Fastforward over 1000 years and Normandy has a new association; World War II and D-Day. June 6th, 1944. Over 150,000 Allied troops land on the beaches of Normandy and begin the European invasion against Nazi Germany. This coordinated attack from air, land, and sea involved 5,000 boats and 2,000 planes. It was the largest amphibious invasion in history.


On my tour of Normandy we visit Utah Beach, one of the two beaches assigned to the American troops, the other being Omaha. The other beach sections were code named Juno for the Canadians, Gold and Sword for the British. Utah Beach is the most successful in terms of military victory. Of the 23,000 troops that land, there are 200 causalities. The other beaches combined have 7,000 to 10,000 causalities. One of the factors historians attribute to the success of Utah is the presence of General Teddy Roosevelt Jr. He was the only general and oldest person to land on the beaches on D-Day. With the troops landing more then a mile off target, he famously says “We will start the war from here.” Along with several factors of pure luck, the success of Utah allows reinforcements to head over to the more heavily fortified areas in Omaha.

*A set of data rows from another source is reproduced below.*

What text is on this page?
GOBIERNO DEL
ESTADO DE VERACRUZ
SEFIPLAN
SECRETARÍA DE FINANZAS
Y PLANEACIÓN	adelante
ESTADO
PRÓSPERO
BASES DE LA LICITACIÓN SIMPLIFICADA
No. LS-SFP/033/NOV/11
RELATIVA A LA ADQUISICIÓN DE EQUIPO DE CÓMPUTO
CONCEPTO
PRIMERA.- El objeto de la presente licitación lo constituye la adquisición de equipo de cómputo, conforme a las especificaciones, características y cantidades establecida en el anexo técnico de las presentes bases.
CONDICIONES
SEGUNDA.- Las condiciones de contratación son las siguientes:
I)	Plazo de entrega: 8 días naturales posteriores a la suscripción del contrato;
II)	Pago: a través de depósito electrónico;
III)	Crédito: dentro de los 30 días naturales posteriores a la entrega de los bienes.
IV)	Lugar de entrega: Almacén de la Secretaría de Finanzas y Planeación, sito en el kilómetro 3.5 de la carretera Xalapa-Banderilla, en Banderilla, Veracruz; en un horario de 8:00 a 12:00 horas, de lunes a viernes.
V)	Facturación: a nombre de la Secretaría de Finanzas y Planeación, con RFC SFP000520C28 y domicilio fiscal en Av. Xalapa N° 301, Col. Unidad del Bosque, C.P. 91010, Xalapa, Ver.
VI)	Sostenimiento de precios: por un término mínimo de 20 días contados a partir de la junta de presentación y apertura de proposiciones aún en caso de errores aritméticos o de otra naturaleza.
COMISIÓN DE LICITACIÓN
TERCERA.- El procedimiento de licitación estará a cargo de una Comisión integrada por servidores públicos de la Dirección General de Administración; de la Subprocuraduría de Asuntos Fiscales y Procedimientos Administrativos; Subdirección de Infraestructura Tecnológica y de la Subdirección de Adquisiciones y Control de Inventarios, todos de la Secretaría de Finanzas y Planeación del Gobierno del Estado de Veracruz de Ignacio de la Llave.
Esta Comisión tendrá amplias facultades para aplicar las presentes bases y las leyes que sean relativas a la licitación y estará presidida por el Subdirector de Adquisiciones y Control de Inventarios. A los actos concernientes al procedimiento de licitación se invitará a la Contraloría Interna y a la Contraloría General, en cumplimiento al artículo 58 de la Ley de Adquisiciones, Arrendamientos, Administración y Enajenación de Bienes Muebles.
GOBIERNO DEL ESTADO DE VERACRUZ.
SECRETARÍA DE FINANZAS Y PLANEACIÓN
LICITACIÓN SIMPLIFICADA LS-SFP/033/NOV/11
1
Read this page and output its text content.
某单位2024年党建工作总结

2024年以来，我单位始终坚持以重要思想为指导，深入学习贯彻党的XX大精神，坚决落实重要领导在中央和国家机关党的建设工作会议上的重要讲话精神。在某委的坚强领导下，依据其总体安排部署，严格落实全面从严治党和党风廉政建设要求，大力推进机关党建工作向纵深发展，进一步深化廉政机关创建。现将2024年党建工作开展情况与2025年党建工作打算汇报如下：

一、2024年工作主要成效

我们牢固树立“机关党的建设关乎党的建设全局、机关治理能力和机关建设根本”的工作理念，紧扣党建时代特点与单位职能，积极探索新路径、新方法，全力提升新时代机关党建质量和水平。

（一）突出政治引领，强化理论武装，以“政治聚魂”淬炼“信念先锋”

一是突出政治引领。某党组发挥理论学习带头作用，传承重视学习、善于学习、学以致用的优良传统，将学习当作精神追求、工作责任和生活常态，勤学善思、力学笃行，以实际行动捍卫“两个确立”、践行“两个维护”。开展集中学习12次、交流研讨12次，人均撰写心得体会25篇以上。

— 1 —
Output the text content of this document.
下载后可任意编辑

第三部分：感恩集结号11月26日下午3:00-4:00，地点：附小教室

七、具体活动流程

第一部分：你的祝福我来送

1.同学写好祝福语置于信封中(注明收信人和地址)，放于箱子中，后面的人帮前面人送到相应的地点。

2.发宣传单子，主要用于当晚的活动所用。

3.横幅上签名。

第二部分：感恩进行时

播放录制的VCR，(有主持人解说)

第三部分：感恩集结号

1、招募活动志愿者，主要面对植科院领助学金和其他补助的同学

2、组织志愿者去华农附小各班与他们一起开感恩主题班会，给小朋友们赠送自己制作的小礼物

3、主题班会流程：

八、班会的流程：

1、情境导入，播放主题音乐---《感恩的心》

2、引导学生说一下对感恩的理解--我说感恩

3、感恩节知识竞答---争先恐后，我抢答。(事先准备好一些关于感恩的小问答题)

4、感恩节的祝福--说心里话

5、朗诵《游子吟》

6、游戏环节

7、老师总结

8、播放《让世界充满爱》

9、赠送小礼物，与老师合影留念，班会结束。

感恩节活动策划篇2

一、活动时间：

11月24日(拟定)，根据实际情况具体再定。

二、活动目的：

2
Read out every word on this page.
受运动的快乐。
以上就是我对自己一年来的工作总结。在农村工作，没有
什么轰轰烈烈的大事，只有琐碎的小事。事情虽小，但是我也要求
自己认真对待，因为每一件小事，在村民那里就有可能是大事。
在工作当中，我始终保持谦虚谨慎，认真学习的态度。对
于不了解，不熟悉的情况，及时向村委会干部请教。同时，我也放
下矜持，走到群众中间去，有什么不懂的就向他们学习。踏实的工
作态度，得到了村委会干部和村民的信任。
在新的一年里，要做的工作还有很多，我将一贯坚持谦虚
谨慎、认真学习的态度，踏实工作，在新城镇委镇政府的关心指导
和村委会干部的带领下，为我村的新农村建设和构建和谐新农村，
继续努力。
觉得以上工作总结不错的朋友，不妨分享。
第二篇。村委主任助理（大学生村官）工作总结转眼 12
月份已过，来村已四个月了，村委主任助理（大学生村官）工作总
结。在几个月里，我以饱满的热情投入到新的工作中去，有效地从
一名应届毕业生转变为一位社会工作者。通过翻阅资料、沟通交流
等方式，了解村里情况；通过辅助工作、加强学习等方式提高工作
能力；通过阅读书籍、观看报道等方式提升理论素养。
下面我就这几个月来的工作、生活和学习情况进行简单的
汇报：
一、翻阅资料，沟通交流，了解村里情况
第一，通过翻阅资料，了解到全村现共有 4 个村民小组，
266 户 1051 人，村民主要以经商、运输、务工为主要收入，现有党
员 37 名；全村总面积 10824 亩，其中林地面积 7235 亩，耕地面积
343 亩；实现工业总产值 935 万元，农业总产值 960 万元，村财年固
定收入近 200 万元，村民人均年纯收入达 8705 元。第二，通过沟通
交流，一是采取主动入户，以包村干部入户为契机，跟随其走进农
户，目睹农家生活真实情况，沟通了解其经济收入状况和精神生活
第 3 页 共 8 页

Utah Beach at low-tide.                                                                               June 6th was specifically chosen for the precise height of the tides. If the tides were too high, the landing craft would not have been able to see the beach obstacles. If the tides were too low, the soliders would have had too much open beach to run across without any cover.

We then visit Pointe du Hoc, one of the only places in Normandy where they left the site as it. They did not fill in the bomb craters or tear down the bunkers. Walking on top of the cliffs, one really gets the sense of the impact the war and the invasion had on the countryside. This is also the site of the brave story of the 2nd Ranger battalion that fought their way up the cliffs to take out the German troops and weapons stationed on top. They began their mission with 225 men and finished with less then 90. It was one of the worst casualty rates on D-Day.

We finish the day at the American Cemetery where almost 10,000 American troops have been laid to rest. It is a humbling experience being face to face with the size of the sacrifice made 74 years ago. The average age of the solider buried was 24 years old.


It is vital to continue visiting these sites to preserve their legacy. My job as a guide is to keep history alive (and help it from reoccurring), pass along these stories, and share their importance with each guest.